Right now, GoPro controls almost the entire action-camera market, in part through aggressive marketing strategies. It’s cameras have put viewers in the cockpit of fighter planes, provided a literal eagle’s eye view of base-jumpers and documented the world’s highest-ever skydive by Felix Baumgartner in 2012.
The patents Apple filed make specific mention of GoPro cameras, prompting speculation that the company isn’t just entering the wearable-camera market; it intends to take direct aim at GoPro much like it did when it took over the smartphone market from Blackberry with the first iPhone 2007.
If GoPro is going to avoid a similar fate, it needs to keep setting the action-camera agenda, Cray said. And that means not only keeping up on the R&D front, but also the marketing side of things.
With that in mind, a look at GoPro’s latest quarterly results should reassure investors, Cray said.

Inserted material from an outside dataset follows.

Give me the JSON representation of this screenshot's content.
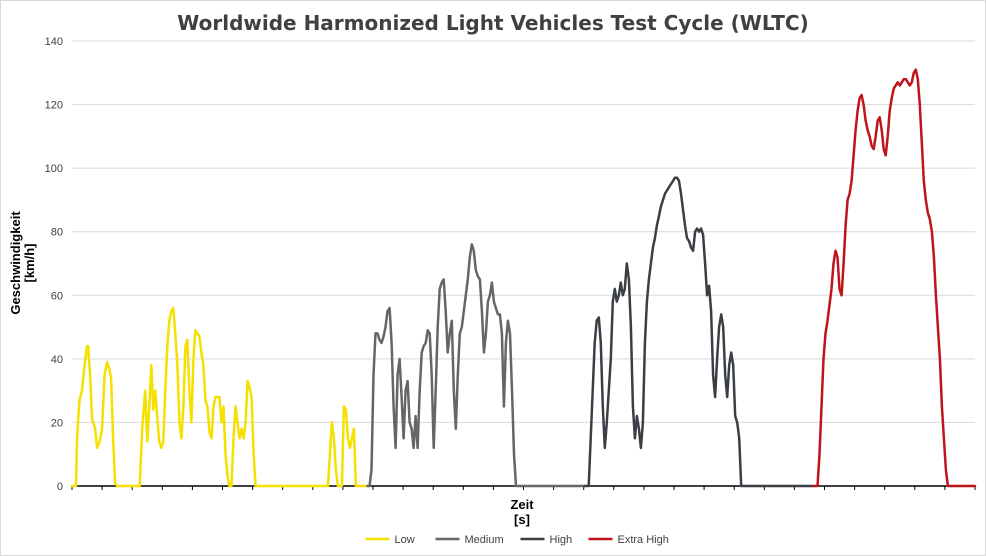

Last quarter, the company plowed 89 per cent of its profits back into operating costs, which have almost doubled since last year. That might seem worrying, but the it’s because the company is taking on a lot of new staff, something Cray said is a sign GoPro intends to step up the fight.
Since first going public in June, the company’s stock price has doubled, and aside from the hiccup over the Apple announcement, it has continued its upward trend.
But if it comes down to a battle for the action camera market, Cray said GoPro’s chances of holding off the Apple juggernaut are slim at best, no matter how innovative it is.